Risk of diseases transmitted by kissing bugs
Kissing bugs, also known as assassin bugs, can transmit parasites that cause Chagas disease. Kissing bugs usually bite at night, leaving bites on the face and causing swelling of the eyelids. In the first few weeks after infection, symptoms of Chagas disease may include fever, fatigue, body aches, headache, rash, loss of appetite, diarrhea and vomiting. In the long term, about 30% of infected persons may develop serious complications, such as enlargement of the heart, heart failure, abnormal heart rhythm, cardiac arrest or enlargement of the colon.

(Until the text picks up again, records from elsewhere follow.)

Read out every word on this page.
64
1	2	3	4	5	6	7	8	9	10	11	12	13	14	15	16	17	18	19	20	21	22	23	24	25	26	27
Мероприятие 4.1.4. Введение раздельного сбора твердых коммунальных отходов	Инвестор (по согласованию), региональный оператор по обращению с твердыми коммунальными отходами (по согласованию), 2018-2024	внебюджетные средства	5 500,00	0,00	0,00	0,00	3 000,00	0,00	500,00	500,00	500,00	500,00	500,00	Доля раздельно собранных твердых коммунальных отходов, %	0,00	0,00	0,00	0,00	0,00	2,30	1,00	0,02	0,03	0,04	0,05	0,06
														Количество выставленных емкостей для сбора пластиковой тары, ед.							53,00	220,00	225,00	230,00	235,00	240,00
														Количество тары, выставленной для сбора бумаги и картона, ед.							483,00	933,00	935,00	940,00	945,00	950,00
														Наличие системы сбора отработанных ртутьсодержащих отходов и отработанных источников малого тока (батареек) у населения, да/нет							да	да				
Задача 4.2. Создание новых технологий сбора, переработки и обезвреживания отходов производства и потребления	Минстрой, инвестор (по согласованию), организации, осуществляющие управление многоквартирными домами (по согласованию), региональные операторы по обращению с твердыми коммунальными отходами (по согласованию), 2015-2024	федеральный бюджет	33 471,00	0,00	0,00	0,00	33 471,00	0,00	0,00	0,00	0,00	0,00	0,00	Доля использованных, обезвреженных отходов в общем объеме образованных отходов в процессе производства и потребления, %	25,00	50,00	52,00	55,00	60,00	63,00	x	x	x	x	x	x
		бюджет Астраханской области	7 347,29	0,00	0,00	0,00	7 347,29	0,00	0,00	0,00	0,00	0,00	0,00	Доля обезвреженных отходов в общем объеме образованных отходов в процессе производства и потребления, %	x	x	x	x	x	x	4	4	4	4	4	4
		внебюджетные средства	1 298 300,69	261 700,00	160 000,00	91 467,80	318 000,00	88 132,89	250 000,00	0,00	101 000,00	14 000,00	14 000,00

Serious Allergic Reactions to Wasp Stings
Wasp stings (including bee and wasp stings) are often painful and may cause redness and swelling immediately afterwards. However, in most cases, they do not cause lasting effects. People can apply ice to the affected area to relieve pain and take over-the-counter antihistamines to reduce itching. However, for those allergic to bee, wasp or hornet stings, or for those who have been stung repeatedly, a sting can trigger severe allergic reactions, including nausea, palpitations, swelling, dizziness, hives and difficulty breathing. If you experience these symptoms, it is essential to seek emergency medical attention.
Impact of Biting Flies
Although horse flies and deer flies focus more on animals with those names, they can also affect humans. These bites can be painful and cause bleeding, swelling, irritation or allergic reactions. Black flies, also known as “eyeless gnats,” are small and often bite around the head, particularly around the eyes, ears and scalp. Their bites can cause swelling, numbness and pain, which can persist for several days. To prevent these stings, light-colored clothing and insect repellent are recommended.
Treatment of bites
If you have any type of bite similar to all these types of insect bites, please consult your family doctor, in order to receive the best possible treatment.